We also found a presentation by Korean social interaction giant Kakao to be vitally important. Believe it or not, the Korean public has even less trust in mainstream media than Americans. In fact, it’s the lowest in the world (tied with Greece). So Kakao actively encourages people to follow their favorite reporters, not publications. It even crowd-funds news stories. A Journalist will pitch a story (or respond to a pitch from a user), and then will collect funds for it, and when they’ve got enough, will go out and do the story. Or some do blanket monthly subscriptions (which are almost always “pay what you want”). That way reporters don’t have to work “for” anybody. This is mostly for investigative work, but we could see this model applying to breaking news as well, where a particular reporter could be funded for a daily “beat” report vs. a single-subject deep dive.

We believe a lot of audience in the U.S., especially younger users, would be open to this type of approach (although perhaps not yet as broadly). We interact with millennials on a daily basis and they are always looking for influencers in all areas, and want to get as close to them as possible (that’s part of why podcasts are so popular: it’s a big step more intimate than print). In some ways this is a very old-fashioned compulsion: it’s the same reason their grandparents tuned in to Walter Cronkite. But it’s more: they want intimacy but also star power. In this case: “J-Stars.”



Now For Some Headlines

Trump declares North Korea a “state sponsor of terrorism”. As a practical matter this doesn’t mean very much. However it does open the possibility the U.S. could start cracking down on international businesses that interact with North Korea, for instance Chinese banks in the U.S. Although that would almost certainly lead to retaliatory measures by China. At the same time, South Korea’s spy agency said today it has evidence North Korea recently conducted a type of audit of a top military agency, resulting in two   leaders being “punished”.
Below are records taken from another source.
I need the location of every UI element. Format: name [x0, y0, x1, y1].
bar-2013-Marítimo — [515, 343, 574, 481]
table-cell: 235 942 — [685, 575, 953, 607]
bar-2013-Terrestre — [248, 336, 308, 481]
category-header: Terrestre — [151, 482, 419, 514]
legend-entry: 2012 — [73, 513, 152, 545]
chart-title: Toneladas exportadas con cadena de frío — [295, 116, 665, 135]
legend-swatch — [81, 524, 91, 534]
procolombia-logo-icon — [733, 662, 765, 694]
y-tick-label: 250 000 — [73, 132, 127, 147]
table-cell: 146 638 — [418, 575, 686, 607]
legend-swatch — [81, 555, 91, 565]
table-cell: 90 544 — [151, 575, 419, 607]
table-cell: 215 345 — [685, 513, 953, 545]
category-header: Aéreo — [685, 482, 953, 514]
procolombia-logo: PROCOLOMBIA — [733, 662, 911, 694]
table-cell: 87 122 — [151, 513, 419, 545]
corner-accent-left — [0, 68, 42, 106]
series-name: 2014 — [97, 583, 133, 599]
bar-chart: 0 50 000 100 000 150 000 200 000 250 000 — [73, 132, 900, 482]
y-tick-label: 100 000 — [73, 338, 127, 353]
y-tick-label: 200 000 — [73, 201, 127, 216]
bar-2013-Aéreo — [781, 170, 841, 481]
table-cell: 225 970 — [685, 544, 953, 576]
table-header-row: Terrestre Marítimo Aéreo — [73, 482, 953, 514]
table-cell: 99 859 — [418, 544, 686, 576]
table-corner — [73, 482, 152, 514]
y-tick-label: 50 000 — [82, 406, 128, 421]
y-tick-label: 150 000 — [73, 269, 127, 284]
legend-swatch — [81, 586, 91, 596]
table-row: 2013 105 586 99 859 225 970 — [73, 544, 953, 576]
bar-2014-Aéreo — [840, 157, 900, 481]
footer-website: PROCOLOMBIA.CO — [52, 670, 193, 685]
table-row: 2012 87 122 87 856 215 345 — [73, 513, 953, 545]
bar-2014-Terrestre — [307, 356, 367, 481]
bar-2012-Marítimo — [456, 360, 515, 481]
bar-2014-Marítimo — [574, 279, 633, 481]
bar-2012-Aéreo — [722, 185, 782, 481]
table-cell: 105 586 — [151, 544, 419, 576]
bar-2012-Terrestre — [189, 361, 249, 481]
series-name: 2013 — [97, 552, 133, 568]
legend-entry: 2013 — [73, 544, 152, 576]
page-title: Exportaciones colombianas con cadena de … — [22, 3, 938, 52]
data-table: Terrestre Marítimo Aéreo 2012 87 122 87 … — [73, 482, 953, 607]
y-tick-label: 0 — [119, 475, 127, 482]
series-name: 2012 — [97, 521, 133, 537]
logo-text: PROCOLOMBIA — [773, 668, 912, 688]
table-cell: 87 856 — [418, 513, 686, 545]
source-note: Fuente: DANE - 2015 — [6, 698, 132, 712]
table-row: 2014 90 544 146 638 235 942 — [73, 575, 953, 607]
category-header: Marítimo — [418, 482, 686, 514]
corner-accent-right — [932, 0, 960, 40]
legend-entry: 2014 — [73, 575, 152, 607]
• The Trump Administration is ending temporary residency status for 60,000 people from Haiti living in the U.S. since the 2010 earthquake there. They’ll have 18 months to leave the country. This despite appeals from lawmakers in Florida, including Republican Senator Marco Rubio, to allow them to remain. A majority are in that state. The New York Times speculates many may try to arrange a move to French speaking parts of Canada.

Finally a (somewhat) clear (or at least less blurry) picture of exactly what happened between Rand Paul and his neighbor, courtesy of GQ. Short version: they’re both jerks.

And Trump still silent on Roy Moore. Remember, when first asked about the Senate candidate from Alabama who’s been accused of making sexual advances toward a 14-year old girl when he was in his 30s, Trump used the excuse “I’m in Asia” and therefore hadn’t heard much about it. But now he’s been back for a week; still hasn’t said anything. And his people’s talking points are softening: there’s a good story on this from The Daily Beast.

This worries us a little: Trump’s a very good reader of public sentiment. Maybe he’s assessed that with still 3 weeks to go before the special election, this could blow over, like “Access Hollywood” did. And if it doesn’t he can still say he never supported Moore. As we’ve been saying, the one thing that would put the nail in Moore’s coffin is a photo of a thirtysomething Moore making time with a teenage girl.